Jeremiah 25:15–16 tells of God’s holy wrath toward sin and sinners.
God tells Jeremiah to take this cup of the wine of wrath and cause the nations to drink it. To experience his judgment. And spread the news of his judgment to all nations. Now, with this imagery of a cup of judgment and a cup of wrath… Let’s fast-forward to Jesus in the garden of Gethseman. Jesus says, “Father if it is possible, let this what pass from me, this cup”. This is imagery all over the Old Testament and the New Testament. All the way to Revelation 14, a cup filled with the wine press of God’s fury.
Holy judgment, due sin, and sinners. That’s what Jesus was praying in the garden. “If it’s possible, let this cup pass from me.” What is this cup? He knows. He is not just about to face Roman crucifixion. Yes, that with all that entails, and we don’t want to minimize that in any way, but when Jesus is sweating blood in the garden of Gethsemane, it’s not because he is afraid to face some Roman soldiers. It’s because he knows he’s about to drink divine judgment, due sinners in every nation. He’s about to drink the cup of the wine of wrath that you and I deserve.
And one preacher put it this way, he said, “It’s like you and I were standing in front of a dam 10,000 miles high and 10,000 miles wide filled to the brim with water. In an instant, that dam was let loose and that water came rushing like a torrent toward you and me. And right before it overtook us, the ground in front of us opened up and swallowed every drop.”
Jeremiah 25:15–16 points us to God’s redemption in Jesus Christ.
Jesus, in a much greater way, took the full cup of infinite divine judgment and wrath.

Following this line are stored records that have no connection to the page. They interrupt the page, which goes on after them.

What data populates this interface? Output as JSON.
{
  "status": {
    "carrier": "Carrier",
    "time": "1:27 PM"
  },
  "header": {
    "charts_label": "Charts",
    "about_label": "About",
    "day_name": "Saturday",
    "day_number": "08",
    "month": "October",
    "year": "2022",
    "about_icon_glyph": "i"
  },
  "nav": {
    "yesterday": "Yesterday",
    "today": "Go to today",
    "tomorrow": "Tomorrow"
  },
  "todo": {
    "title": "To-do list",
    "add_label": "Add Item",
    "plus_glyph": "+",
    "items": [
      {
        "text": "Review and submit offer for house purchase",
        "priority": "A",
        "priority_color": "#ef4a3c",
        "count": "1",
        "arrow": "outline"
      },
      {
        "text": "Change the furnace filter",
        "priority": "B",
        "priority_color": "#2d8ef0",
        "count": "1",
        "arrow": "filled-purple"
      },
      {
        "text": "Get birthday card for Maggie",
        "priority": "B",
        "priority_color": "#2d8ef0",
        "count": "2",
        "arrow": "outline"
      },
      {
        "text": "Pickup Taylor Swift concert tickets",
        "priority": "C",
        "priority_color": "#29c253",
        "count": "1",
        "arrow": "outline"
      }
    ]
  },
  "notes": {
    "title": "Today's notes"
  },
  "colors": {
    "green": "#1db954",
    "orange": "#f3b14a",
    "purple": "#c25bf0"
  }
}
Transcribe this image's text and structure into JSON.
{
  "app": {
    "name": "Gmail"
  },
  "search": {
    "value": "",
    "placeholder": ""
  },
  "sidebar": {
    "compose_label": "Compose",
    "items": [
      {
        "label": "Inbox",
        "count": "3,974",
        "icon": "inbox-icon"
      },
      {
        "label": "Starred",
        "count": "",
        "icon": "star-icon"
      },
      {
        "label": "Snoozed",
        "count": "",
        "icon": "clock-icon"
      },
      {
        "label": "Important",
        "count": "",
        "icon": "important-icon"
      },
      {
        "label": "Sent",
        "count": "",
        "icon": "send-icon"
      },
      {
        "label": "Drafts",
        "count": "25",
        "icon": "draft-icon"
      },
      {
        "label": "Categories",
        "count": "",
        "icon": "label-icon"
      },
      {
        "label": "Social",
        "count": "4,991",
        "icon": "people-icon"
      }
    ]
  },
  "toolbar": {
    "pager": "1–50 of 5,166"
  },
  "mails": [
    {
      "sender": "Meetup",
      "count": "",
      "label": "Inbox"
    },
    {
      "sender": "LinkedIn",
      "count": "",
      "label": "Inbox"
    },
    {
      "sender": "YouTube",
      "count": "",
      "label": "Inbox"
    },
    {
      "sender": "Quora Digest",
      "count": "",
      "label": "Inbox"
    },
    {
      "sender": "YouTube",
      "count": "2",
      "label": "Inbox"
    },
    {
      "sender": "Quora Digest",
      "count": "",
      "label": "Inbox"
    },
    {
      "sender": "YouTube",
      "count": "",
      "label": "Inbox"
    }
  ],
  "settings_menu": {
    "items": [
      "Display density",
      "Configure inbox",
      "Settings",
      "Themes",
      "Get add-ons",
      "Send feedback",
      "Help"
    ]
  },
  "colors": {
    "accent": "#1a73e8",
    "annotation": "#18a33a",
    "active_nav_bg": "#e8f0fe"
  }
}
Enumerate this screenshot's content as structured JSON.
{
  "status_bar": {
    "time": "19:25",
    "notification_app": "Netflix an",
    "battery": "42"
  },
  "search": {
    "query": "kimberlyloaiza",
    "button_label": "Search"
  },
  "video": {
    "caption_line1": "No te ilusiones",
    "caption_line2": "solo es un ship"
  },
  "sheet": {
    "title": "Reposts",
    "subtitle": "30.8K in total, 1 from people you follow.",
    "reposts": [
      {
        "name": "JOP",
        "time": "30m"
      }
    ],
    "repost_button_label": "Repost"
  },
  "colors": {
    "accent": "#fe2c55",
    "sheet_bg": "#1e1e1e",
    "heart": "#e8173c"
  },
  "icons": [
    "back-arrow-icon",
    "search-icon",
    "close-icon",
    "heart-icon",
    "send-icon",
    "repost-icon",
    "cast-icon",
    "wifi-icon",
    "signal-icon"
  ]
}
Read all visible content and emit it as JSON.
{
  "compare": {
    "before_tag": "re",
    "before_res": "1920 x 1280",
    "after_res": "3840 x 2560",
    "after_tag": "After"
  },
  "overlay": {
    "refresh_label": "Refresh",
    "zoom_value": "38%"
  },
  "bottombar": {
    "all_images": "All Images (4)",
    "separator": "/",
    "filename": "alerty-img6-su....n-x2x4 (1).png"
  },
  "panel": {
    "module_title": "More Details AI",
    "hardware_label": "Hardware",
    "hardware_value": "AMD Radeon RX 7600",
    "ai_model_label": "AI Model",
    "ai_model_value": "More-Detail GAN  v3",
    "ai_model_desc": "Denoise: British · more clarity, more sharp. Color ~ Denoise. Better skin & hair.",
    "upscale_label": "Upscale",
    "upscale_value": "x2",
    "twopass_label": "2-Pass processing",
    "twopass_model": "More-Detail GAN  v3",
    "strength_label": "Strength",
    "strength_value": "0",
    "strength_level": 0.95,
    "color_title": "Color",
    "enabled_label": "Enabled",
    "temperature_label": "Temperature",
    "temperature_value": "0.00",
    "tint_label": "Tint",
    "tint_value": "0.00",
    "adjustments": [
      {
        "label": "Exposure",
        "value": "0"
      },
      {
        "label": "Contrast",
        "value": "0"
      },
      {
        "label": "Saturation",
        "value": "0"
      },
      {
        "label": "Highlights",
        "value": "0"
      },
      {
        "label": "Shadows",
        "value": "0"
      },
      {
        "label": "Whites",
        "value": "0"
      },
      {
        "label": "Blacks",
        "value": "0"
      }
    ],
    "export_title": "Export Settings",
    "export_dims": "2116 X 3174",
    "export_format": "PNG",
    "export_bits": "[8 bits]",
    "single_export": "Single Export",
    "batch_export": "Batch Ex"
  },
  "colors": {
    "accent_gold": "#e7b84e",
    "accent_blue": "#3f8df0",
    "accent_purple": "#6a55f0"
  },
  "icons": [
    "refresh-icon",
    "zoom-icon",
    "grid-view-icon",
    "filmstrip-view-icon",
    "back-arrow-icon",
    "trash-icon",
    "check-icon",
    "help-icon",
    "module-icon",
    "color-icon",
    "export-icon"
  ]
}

Due you and me in our sin, he drank down every drop. He turned it over and cried out. It is finished. Praise Jesus. He has endured the judgment that we deserve. He has, in a much greater way than Jeremiah could have fathomed, taken from the hand of God the Father, the cup of the wine of wrath due you and me.
And so, we pray all glory be to your name, Jesus. We praise you as the only one who could take that cup, the sinless one who had no sin in and of yourself, who alone could pay the price for our sin. We praise you for your sinlessness and for your substitutionary sacrifice on the cross, for taking our place, for drinking the cup we deserve to drink. And then, three days later for rising from the dead out of the grave, in victory over sin and death so that anyone who trusts in you can be saved completely from our sin. All glory be to your name, Jesus.
We praise you all over again today for your love, for us, for your deliverance, from the judgment we deserve, and for your freedom from sin and its eternal effects on our lives. All glory be to your name.
Prayer for the Kabardian People
We pray, God help us not to keep this to ourselves. Please help us to share this by the power of your Holy Spirit with people around us today and the people around the world. God, we pray specifically today for the Kabardian people of the Northwestern caucuses of Russia and spread out and even in different parts of the Middle East now.
God, we pray for the Kabardian people, all two million of them, most of whom have never heard this good news. Lord, we pray that the good news of Jesus, love for them through his cross and through his resurrection, would spread to all the Kabardian people and all the peoples of the world, and that you would use our lives and our resources toward that end. God, we love you. We praise you, Jesus, for taking the cup of wrath that we deserve. We pray all this according to your Word in Jeremiah 25:15–16. Amen.